EX-99.1 2 d277732dex991.htm EX-99.1 EX-99.1

Exhibit 99.1

FOR IMMEDIATE RELEASE

Target Global Acquisition I Corp. Announces the Separate Trading of its Class A Common Stock and Warrants Commencing January 31, 2022

Berlin, Germany, January 26, 2022 –Target Global Acquisition I Corp. (the “Company”) today announced that, commencing January 31, 2022, holders of the units sold in the Company’s initial public offering of 21,489,658 units completed on December 13, 2021, including the 1,489,658 units sold on December 29, 2021, pursuant to the exercise of the underwriters’ over-allotment option, may elect to separately trade the shares of Class A common stock and warrants included in the units. Shares of Class A common stock and warrants that are separated will trade on the Nasdaq Global Market (the “Nasdaq”) under the symbols “TGAA” and “TGAAW,” respectively. Those units not separated will continue to trade on the Nasdaq under the symbol “TGAAU.” No fractional warrants will be issued upon separation of the units and only whole warrants will trade. Holders of units will need to have their brokers contact Continental Stock Transfer & Trust Company, the Company’s transfer agent, in order to separate such holders’ units into shares of Class A Common Stock and redeemable warrants.

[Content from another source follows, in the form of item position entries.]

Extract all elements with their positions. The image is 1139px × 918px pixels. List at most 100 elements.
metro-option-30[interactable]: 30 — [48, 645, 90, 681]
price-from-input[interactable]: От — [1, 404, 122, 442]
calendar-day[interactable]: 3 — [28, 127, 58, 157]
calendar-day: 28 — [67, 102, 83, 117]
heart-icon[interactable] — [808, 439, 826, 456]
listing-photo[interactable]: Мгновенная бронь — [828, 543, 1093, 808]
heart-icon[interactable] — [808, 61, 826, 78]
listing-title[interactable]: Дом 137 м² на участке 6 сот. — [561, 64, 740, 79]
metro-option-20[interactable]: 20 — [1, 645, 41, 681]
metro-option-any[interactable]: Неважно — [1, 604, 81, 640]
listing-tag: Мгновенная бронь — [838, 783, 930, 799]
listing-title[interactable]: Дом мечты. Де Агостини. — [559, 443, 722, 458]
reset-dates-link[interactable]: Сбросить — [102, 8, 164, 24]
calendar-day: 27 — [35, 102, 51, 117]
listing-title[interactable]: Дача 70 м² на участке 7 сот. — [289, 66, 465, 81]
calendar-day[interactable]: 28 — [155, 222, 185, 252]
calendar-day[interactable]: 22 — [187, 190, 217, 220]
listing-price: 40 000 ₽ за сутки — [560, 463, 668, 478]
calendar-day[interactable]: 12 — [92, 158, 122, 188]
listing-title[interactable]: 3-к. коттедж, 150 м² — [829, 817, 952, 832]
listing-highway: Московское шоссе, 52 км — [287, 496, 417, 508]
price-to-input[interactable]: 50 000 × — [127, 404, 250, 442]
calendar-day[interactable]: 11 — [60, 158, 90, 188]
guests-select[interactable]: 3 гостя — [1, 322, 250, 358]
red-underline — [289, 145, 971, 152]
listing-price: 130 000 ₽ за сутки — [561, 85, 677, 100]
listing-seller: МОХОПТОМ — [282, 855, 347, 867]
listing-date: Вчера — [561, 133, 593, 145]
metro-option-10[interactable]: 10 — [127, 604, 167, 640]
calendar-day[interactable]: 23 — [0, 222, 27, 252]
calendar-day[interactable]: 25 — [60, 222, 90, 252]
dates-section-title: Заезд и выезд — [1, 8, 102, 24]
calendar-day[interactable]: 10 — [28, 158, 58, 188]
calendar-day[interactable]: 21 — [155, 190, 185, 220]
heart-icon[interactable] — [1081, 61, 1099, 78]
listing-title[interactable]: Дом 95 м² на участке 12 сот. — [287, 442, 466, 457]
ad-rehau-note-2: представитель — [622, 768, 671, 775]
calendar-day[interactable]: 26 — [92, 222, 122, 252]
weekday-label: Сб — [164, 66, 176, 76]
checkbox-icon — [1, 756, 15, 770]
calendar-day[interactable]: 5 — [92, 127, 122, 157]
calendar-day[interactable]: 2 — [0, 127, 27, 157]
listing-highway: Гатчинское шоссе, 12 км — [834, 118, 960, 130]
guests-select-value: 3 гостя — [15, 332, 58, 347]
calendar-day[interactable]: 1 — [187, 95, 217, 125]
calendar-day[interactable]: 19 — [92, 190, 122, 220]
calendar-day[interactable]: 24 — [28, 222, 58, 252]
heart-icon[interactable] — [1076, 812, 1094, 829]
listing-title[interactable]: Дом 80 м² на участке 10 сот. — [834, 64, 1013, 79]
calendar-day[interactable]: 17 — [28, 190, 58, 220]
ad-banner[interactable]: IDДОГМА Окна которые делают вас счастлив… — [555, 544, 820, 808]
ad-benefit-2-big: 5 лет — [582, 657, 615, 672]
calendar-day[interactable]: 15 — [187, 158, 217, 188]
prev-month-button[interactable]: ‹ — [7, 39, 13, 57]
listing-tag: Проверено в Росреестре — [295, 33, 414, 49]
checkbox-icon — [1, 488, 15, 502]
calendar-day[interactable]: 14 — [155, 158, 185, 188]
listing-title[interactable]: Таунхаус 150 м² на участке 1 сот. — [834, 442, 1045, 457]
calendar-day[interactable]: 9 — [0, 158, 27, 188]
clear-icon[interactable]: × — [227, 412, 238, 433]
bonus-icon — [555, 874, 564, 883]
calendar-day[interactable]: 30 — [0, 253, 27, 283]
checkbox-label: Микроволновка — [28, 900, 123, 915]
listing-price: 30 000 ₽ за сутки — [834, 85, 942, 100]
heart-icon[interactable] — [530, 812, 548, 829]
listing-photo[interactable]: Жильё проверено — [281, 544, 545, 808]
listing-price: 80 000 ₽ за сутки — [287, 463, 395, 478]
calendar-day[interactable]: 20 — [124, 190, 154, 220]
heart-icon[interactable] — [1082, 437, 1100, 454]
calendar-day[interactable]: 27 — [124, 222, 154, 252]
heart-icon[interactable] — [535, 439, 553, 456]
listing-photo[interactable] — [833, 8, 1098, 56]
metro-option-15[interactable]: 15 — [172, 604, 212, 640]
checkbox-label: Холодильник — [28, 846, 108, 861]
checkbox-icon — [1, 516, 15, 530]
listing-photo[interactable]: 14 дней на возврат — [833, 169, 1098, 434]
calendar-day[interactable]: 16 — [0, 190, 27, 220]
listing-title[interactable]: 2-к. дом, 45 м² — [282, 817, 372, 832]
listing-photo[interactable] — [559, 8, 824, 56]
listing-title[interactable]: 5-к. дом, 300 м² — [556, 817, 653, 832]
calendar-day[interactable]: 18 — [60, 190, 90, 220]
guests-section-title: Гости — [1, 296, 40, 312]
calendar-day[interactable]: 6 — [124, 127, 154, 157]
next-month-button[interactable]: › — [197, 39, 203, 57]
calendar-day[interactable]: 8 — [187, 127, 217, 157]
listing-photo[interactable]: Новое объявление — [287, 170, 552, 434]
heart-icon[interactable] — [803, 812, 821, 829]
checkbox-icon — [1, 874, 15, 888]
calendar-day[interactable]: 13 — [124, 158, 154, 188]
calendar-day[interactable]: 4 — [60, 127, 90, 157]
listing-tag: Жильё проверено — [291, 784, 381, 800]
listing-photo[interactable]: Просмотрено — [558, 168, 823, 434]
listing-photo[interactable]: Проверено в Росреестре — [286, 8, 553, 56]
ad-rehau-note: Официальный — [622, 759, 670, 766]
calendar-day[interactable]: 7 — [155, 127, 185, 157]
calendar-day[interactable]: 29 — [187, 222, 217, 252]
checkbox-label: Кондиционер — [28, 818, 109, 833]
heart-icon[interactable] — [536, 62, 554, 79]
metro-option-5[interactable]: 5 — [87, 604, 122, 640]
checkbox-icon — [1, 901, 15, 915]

This press release shall not constitute an offer to sell or the solicitation of an offer to buy the securities of the Company, nor shall there be any sale of these securities in any state or jurisdiction in which such offer, solicitation or sale would be unlawful prior to registration or qualification under the securities laws of any such state or jurisdiction.

The offering was made only by means of a prospectus. Copies of the prospectus may be obtained for free by visiting EDGAR on the SEC’s website at www.sec.gov. Alternatively, copies of the prospectus may be obtained for free from the offices of UBS Investment Bank, Attention: Prospectus Department, 1285 Avenue of the Americas, New York, NY 10019, by telephone at (888) 827-7275 or by email at ol-prospectus-request@ubs.com, or BofA Securities, NC1-004-03-43, 200 North College Street, 3rd floor, Charlotte NC 28255-0001, Attention: Prospectus Department, or by e-mail at dg.prospectus_requests@bofa.com.

About Target Global Acquisition I Corp.

The Company was formed for the purpose of effecting a merger, share exchange, asset acquisition, share purchase, reorganization or similar business combination with one or more businesses. The Company may pursue an initial business combination opportunity in any industry or geographical location.

Cautionary Statement Concerning Forward-Looking Statements

Certain statements contained in this press release constitute forward-looking statements. All of these statements are based on management’s expectations as well as estimates and assumptions prepared by management that, although they believe to be reasonable, are inherently uncertain. These statements involve risks and uncertainties, including, but not limited to, economic, competitive, governmental and technological factors outside of Company’s control that may cause its business, industry, strategy, financing activities or actual results to differ materially. The Company undertakes no obligation to update or revise any of the forward-looking statements contained herein, whether as a result of new information, future events or otherwise.